Understanding Apache Archiva Security Roles
Archiva uses the {{{http://archiva.apache.org/redback/} Redback}} security framework for managing repository security. When the server is first started,
you will be prompted to create an administration user. This user will be given permission to administer all aspects of the system (as well as
access to all of the repositories). This user can then be used to grant permissions to other users.
A guest user is also created by default, and given read access to the default repositories (<<<internal>>> and <<<snapshots>>>). Repositories with
guest user access can be accessed without the use of a username and password (or without being logged in to the web interface).
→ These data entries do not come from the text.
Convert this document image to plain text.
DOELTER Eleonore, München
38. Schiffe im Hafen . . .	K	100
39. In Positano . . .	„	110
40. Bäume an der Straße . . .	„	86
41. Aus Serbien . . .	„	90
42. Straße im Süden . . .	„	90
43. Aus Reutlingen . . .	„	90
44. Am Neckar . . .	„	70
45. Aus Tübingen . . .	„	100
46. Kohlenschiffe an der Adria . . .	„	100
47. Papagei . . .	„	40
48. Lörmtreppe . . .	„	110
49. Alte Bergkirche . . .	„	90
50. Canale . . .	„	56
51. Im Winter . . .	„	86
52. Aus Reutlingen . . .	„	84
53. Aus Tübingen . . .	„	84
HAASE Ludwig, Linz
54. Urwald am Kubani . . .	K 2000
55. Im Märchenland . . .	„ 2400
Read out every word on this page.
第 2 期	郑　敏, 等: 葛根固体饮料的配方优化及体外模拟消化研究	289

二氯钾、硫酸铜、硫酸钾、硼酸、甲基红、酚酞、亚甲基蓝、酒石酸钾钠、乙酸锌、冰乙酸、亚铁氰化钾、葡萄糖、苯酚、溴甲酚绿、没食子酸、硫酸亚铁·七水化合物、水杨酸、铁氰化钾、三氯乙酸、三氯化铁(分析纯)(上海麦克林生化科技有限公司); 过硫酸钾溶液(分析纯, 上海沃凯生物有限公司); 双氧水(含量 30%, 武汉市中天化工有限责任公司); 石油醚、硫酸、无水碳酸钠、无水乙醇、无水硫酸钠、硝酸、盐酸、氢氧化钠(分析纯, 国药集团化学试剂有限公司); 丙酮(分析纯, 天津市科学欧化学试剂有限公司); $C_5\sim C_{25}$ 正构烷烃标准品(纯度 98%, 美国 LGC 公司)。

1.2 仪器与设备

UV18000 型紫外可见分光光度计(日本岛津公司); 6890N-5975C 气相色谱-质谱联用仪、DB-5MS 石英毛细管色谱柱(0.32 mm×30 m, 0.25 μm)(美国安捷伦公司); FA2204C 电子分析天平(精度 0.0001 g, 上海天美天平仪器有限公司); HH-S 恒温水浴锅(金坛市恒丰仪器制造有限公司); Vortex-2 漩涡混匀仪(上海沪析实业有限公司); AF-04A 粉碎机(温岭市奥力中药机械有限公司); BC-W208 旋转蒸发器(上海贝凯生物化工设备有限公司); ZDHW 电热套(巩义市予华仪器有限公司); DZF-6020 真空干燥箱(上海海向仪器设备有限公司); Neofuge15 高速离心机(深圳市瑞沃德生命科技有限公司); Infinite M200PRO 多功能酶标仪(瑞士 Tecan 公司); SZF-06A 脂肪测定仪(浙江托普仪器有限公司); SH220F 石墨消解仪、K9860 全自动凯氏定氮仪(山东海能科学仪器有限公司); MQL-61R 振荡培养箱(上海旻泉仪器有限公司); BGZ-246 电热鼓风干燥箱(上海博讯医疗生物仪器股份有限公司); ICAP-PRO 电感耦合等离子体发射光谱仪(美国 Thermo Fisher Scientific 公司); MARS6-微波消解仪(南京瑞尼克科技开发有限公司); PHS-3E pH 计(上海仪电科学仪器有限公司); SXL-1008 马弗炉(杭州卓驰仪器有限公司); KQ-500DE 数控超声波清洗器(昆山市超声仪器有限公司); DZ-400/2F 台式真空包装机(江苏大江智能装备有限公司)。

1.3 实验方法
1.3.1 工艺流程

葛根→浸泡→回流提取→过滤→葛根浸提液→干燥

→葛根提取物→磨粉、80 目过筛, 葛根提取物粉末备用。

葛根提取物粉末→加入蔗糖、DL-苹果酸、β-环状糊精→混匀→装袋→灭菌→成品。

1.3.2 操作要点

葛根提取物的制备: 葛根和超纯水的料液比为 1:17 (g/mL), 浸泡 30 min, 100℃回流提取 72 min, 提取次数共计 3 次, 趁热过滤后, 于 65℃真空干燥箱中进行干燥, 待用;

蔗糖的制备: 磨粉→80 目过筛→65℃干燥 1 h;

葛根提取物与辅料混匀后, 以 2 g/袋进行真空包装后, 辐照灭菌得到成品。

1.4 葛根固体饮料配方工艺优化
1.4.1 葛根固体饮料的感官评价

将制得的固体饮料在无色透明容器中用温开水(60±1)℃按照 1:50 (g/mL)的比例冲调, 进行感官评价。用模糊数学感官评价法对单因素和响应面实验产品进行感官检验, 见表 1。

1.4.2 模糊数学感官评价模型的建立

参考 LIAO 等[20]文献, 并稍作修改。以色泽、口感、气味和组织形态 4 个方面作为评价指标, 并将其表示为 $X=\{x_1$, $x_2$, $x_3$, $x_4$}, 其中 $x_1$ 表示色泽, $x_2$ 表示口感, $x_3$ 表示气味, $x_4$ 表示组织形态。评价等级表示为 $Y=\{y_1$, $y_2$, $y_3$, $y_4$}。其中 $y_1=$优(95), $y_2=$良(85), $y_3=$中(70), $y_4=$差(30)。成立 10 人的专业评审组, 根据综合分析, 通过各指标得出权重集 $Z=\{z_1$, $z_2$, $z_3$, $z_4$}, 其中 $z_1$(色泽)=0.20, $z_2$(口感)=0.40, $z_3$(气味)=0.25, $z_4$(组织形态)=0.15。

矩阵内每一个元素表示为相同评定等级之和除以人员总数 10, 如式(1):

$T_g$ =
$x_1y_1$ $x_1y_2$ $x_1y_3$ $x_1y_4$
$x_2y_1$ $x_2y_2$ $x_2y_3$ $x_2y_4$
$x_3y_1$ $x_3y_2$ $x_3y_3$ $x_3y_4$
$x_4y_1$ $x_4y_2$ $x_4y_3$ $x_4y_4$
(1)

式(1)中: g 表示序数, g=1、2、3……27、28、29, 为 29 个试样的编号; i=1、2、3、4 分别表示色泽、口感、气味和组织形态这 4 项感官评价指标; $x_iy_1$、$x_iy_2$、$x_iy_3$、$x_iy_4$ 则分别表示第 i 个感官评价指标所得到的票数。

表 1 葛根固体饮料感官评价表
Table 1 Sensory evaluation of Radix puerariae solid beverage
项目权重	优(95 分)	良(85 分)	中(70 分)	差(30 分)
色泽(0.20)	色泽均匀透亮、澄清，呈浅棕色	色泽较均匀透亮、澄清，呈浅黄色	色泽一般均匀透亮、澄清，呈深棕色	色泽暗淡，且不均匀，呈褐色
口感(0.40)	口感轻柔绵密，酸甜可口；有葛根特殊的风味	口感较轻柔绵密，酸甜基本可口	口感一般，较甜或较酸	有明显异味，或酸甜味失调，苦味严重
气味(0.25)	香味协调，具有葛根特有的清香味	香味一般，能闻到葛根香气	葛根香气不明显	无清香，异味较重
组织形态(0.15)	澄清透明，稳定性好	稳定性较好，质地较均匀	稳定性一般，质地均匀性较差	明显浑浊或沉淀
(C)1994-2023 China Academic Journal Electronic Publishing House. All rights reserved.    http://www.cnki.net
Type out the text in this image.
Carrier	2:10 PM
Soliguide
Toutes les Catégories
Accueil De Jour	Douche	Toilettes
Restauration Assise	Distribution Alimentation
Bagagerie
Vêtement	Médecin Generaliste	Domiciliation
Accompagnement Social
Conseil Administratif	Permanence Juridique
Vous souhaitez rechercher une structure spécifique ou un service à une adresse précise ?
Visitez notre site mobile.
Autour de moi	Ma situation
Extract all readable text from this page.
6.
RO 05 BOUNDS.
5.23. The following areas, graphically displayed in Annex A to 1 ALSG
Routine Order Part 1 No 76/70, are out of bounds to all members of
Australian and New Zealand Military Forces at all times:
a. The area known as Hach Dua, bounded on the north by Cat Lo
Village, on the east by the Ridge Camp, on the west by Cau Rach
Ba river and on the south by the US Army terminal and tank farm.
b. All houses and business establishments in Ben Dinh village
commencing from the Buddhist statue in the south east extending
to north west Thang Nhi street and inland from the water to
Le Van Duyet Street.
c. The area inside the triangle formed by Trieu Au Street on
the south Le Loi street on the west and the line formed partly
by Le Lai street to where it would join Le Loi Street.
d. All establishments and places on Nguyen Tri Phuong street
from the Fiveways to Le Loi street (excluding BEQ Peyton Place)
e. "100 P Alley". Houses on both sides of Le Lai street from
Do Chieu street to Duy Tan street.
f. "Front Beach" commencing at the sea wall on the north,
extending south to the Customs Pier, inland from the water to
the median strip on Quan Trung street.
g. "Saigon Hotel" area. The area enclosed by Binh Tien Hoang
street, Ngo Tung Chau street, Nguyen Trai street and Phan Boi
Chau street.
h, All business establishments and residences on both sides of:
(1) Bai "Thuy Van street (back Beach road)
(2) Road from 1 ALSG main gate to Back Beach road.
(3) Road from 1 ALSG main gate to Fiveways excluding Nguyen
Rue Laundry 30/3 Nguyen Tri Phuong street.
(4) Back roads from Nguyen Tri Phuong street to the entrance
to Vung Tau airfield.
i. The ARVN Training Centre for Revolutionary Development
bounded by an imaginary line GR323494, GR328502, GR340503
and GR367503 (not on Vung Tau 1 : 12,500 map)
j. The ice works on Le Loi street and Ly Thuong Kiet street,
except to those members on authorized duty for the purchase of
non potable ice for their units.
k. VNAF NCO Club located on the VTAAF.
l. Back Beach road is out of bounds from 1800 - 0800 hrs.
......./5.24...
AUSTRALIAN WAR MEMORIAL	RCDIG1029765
However, when new repositories are created, by default no permissions are assigned and only the administrators will have access until it is
explicitly granted.
Note that Redback has the concept of inferred roles, so the assignment of some roles will imply other roles (which will be displayed in the web interface).
* Repository Roles
Archiva contains the following roles for repository access:
* <Repository Observer>: users with this role can read from the given repository that the role is for (including access through the browse and search features of the
web interface)
* <Repository Manager>: users with this role can write to and administer the given repository that the role is for
* <Global Repository Observer>: users with this role can read from any repository (including access through the browse and search features of the
web interface)
* <Global Repository Manager>: users with this role can write to and administer any repository in the instance
* General Roles
Archiva also contains the following general roles for security of the instance:
* <System Administrator>: full access to all functionality in the system
* <User Administrator>: ability to create, edit, and grant roles to other users in the system
The guest and registered user roles do not affect repository access.